Meta-Learning Multi-armed Bandits for Beam Tracking in 5G and 6G Networks
Alexander Mattick, George Yammine, Georgios Kontes, Setareh Maghsudi, Christopher Mutschler
TL;DR
This work tackles beam management in mmWave networks by formulating beam selection as a partially observable restless multi-armed bandit problem. It introduces a meta-learning approach that amortizes posterior inference via stochastic variational inference, decomposing the problem into a bandit-search head and a goal-predictor head to handle UE movement and environmental dynamics. During deployment, a fast online inference step mirrors Thompson sampling, enabling real-time beam decisions using RSS feedback only. Empirical results show robust generalization across trajectories, environments, and codebook sizes, outperforming state-of-the-art baselines and offering substantial reductions in probe requirements. The approach provides a scalable framework for online RMAB inference in dynamic wireless settings with practical relevance to 5G/6G beam management.
Abstract
Beamforming-capable antenna arrays with many elements enable higher data rates in next generation 5G and 6G networks. In current practice, analog beamforming uses a codebook of pre-configured beams with each of them radiating towards a specific direction, and a beam management function continuously selects \textit{optimal} beams for moving user equipments (UEs). However, large codebooks and effects caused by reflections or blockages of beams make an optimal beam selection challenging. In contrast to previous work and standardization efforts that opt for supervised learning to train classifiers to predict the next best beam based on previously selected beams we formulate the problem as a partially observable Markov decision process (POMDP) and model the environment as the codebook itself.
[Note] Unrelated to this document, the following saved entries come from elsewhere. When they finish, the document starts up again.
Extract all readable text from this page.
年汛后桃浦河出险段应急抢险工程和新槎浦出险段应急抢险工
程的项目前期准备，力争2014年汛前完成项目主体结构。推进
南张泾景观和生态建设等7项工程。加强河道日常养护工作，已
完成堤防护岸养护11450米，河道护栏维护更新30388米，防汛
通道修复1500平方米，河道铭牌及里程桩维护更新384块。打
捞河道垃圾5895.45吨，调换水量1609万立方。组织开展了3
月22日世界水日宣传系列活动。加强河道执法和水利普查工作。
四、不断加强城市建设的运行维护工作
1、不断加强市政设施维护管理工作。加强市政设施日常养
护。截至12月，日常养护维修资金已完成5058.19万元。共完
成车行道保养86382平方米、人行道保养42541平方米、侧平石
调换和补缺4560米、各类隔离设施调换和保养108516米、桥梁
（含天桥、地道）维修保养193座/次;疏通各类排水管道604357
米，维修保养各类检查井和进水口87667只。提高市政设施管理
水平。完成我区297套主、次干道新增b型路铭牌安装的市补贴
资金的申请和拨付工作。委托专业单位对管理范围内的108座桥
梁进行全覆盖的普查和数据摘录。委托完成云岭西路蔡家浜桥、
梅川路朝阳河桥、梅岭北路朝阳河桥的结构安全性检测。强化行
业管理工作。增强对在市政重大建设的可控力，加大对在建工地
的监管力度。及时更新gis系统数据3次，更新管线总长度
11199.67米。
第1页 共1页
At each time step, we select a candidate beam conditioned on the belief state of the unobservable optimal beam and previously probed beams. This frames the beam selection problem as an online search procedure that locates the moving optimal beam. In contrast to previous work, our method handles new or unforeseen trajectories and changes in the physical environment, and outperforms previous work by orders of magnitude.